Monday, February 11, 2013

ECDC: Influenza Still On The Rise In Europe


ECDC Week 5 Influenza Report



# 6921


While the levels of influenza-like-activity have begun to drop across much of North America, some areas of the Northern Hemisphere have yet to see their seasonal peak.


This morning the ECDC released their latest (week 5) influenza surveillance report, that finds that flu activity continues to rise in many parts of the EU.


Some excerpts from the week 5 report:


Weekly reporting on influenza surveillance in Europe for the 2012–13 season started in week 40/2012 and active influenza transmission began around week 49/2012, approximately six weeks earlier than in the 2011/2012 season.

  • In week 5/2013, 19 countries reported concomitantly high/medium-intensity transmission and wide geographic spread.
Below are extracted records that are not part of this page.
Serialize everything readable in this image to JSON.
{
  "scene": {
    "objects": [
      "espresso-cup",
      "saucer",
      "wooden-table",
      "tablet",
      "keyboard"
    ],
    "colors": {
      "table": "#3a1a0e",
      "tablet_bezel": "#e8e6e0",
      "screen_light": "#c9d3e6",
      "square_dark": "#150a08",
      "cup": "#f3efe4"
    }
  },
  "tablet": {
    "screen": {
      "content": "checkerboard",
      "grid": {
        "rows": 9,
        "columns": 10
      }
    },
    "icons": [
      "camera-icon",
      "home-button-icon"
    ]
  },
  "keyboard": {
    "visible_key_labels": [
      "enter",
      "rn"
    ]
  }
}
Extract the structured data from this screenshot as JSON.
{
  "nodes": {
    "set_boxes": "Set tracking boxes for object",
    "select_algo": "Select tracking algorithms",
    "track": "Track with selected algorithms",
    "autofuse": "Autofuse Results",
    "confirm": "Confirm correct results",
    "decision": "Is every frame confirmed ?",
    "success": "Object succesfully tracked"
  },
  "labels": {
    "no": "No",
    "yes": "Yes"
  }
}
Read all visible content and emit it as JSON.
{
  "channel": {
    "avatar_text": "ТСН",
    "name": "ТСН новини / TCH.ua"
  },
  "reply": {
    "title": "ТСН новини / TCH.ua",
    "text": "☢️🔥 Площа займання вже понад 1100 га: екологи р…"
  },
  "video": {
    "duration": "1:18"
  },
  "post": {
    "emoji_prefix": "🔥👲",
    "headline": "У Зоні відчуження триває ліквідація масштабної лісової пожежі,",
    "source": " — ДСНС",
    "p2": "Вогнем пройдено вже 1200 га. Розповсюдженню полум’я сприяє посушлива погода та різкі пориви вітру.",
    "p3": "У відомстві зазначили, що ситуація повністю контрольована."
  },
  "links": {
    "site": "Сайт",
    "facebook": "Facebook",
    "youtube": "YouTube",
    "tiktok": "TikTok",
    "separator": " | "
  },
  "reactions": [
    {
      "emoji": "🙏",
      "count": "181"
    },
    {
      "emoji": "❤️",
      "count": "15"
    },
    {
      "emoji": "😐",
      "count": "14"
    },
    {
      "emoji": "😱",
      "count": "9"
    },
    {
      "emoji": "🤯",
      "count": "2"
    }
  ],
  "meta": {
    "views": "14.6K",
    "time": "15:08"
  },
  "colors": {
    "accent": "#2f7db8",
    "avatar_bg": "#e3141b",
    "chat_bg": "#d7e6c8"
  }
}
Twenty-two countries reported increasing trends in influenza activity.
  • In week 5/2013, the proportion of influenza-positive sentinel specimens continued to increase, reaching 55%.
  • Since week 40/2012, the proportions of influenza A and B viruses have remained similar (51% vs. 49%), but among type A viruses, the percentage of A(H1)pdm09 has continued to increase (64%), compared to 52% in week 2/2012.
  • For week 5/2013, of 71 hospitalised laboratory-confirmed influenza cases reported by six countries, 33 (46%) tested positive for influenza A viruses and 38 (54%) for type B viruses.

On 8 February, ECDC published its annual risk assessment for seasonal influenza 2012–2013, based on data up to week 3/2013. The risk assessment is available here.

Influenza activity continued to rise across Europe in week 5/2013. In a few countries, the epidemics seemed to have passed their peaks, although some countries experienced a resurgence of ILI rates.


The ECDC is now producing a weekly Infographic that provides a quick review of the flu season in Europe.




Unlike North America, which this year has seen a flu season dominated by H3N2 Influenza A virus, in Europe the flu this season is nearly equally divided between influenza A & B.


And among the influenza A strains identified, 64% have been the 2009 H1N1 strain, and 36% H3N2. This year, In North America, H1N1 has been a relatively minor player.


Elsewhere around the world, we are seeing flu on the rise in Hong Kong as well.